Word-based models have achieved promising results in sequence comparison. However, as the important statistical properties of words in biological sequence, how to use the overlapping structures and background information of the words to improve sequence comparison is still a problem.
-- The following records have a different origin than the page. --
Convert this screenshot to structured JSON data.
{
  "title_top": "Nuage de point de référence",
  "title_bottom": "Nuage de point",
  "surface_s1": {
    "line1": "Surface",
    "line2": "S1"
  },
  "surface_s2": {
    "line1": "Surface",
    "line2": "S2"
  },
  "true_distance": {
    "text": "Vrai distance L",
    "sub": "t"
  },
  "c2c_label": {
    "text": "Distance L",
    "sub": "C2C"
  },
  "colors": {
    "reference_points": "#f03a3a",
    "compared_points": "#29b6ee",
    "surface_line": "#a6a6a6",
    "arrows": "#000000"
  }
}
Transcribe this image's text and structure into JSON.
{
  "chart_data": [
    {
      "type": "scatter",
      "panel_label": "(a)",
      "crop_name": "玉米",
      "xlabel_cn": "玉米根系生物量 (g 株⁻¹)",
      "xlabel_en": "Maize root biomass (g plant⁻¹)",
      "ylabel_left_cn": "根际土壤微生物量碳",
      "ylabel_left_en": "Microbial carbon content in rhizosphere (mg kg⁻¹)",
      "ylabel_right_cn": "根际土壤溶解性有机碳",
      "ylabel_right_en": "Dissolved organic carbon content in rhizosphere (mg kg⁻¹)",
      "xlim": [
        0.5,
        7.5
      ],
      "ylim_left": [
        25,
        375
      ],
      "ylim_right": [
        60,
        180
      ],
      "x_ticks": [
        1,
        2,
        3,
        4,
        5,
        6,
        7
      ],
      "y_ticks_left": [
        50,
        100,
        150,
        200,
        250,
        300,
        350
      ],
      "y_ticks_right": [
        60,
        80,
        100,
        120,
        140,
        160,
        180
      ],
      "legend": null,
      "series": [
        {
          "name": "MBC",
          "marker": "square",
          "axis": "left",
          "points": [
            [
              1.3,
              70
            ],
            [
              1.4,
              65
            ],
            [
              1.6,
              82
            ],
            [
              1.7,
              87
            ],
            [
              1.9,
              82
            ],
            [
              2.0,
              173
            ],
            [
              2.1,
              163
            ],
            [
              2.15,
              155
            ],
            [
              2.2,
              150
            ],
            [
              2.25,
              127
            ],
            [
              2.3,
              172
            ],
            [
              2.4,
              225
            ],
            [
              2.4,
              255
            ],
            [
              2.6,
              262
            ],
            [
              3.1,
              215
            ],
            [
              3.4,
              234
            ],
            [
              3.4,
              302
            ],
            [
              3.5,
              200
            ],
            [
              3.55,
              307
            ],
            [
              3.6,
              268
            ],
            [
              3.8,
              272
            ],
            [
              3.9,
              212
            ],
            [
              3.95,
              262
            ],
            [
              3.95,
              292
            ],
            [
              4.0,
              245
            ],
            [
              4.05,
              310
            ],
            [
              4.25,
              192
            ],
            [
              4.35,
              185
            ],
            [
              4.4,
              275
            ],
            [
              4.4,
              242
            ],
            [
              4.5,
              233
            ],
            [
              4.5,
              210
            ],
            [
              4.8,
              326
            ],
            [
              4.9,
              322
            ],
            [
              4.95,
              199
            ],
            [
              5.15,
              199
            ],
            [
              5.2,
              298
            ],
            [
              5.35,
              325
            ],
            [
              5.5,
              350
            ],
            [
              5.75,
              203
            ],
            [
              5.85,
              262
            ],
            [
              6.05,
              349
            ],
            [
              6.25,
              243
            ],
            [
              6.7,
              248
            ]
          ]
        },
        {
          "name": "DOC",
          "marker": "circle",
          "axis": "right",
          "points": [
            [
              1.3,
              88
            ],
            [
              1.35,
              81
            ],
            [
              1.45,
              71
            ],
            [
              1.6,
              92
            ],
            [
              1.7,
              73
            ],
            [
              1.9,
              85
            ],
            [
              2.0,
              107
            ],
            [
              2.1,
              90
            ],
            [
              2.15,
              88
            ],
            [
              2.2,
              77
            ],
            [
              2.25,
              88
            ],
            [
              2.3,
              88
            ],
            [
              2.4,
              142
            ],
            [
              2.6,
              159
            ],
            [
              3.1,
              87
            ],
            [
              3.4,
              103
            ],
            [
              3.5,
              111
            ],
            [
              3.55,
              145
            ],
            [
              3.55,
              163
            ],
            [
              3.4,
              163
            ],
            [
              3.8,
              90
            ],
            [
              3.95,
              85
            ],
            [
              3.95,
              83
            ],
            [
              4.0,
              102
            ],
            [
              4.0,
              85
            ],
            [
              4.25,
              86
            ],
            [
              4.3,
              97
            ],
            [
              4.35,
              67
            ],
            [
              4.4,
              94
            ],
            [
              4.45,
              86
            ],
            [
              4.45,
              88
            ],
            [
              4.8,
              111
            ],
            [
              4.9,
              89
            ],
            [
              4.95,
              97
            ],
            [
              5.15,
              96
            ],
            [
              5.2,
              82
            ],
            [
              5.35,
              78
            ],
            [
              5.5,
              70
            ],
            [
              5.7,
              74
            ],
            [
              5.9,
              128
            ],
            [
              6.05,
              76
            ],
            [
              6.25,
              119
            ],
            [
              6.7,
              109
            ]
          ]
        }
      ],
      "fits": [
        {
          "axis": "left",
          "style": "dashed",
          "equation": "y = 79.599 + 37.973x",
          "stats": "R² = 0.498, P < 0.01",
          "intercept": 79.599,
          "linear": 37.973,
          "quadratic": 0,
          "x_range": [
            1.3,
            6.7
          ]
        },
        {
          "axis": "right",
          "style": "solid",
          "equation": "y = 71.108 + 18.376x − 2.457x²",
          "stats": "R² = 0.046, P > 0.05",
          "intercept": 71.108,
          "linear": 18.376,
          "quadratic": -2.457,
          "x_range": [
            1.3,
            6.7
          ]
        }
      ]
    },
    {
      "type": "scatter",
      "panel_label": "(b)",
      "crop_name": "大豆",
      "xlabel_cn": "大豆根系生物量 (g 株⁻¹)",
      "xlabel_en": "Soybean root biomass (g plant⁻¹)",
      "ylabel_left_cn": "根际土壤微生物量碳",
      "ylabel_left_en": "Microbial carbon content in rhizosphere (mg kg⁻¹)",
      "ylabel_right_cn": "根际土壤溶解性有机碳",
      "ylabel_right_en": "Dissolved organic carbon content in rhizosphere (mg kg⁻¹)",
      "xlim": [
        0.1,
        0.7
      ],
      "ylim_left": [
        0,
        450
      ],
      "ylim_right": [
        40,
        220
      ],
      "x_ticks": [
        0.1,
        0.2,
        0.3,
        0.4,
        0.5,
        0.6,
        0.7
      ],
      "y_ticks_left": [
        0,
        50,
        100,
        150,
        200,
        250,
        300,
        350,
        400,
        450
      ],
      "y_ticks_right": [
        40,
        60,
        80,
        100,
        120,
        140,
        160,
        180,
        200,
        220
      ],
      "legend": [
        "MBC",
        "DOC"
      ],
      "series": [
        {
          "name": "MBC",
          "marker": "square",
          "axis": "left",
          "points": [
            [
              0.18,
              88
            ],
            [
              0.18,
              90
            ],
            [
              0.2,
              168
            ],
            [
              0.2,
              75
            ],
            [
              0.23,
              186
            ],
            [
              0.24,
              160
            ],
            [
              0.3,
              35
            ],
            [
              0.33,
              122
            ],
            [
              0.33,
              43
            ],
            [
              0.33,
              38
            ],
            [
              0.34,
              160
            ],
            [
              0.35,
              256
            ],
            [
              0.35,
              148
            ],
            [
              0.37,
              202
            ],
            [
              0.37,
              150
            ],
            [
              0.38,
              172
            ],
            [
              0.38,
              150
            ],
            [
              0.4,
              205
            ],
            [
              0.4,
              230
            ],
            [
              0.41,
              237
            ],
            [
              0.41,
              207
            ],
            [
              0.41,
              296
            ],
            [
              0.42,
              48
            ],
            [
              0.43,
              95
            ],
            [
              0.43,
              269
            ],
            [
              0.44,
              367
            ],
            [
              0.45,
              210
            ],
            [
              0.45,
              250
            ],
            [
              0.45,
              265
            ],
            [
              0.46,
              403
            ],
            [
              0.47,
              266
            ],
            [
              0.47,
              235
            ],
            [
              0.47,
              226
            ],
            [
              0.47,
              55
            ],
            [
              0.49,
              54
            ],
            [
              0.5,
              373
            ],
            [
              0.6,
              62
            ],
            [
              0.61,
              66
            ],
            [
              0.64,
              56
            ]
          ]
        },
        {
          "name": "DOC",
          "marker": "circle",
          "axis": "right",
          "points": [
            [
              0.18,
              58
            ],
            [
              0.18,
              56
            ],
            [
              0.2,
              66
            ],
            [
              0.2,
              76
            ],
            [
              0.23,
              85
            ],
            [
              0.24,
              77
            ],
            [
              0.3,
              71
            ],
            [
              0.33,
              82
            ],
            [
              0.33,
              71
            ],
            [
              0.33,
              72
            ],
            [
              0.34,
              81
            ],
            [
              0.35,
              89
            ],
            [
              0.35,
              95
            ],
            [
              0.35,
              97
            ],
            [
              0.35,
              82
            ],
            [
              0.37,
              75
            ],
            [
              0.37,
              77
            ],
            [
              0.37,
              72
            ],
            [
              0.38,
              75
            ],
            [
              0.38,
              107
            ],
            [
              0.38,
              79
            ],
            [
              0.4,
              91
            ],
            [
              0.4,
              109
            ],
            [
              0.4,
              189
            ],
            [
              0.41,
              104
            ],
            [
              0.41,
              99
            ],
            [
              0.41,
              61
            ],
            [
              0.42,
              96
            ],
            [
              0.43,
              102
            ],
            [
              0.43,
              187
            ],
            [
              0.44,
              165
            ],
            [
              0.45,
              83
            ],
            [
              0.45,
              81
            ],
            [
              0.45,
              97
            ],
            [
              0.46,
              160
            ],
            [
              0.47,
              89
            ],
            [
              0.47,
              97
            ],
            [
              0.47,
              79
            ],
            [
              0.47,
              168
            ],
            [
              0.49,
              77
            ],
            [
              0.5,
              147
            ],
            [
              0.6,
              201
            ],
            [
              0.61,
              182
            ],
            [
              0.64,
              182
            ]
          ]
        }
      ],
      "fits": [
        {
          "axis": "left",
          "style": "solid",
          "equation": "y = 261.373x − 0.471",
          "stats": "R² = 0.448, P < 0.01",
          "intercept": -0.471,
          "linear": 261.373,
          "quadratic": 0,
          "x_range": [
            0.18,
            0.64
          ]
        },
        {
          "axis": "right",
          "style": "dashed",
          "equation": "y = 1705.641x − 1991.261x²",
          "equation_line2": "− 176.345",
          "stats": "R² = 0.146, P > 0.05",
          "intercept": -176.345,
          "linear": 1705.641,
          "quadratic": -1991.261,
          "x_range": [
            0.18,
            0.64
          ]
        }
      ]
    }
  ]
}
This paper proposed a new statistical method that integrates the overlapping structures and the background information of the words in biological sequences. To assess the effectiveness of this integration for sequence comparison, two sets of evaluation experiments were taken to test the proposed model. The first one, performed via receiver operating curve analysis, is the application of proposed method in discrimination between functionally related regulatory sequences and unrelated sequences, intron and exon. The second experiment is to evaluate the performance of the proposed method with f-measure for clustering Hepatitis E virus genotypes. It was demonstrated that the proposed method integrating the overlapping structures and the background information of words significantly improves biological sequence comparison and outperforms the existing models.
基于词的模型在序列比较中取得了令人瞩目的成果。然而,作为生物序列中词的重要统计属性,如何利用词的重叠结构和背景信息来改进序列比较仍然是一个问题。本文提出了一种新的统计方法,该方法集成了生物序列中词的重叠结构和背景信息。为了评估这种集成对序列比较的有效性,进行了两组评估实验来测试所提出的模型。第一个实验是通过接收者操作曲线分析进行的,即将所提出的方法应用于区分功能相关的调控序列和不相关的序列、内含子和外显子。第二个实验是通过 f 测度评估所提出的方法在聚类丙型肝炎病毒基因型方面的性能。结果表明,该方法显著提高了生物序列比较的性能,并优于现有的模型。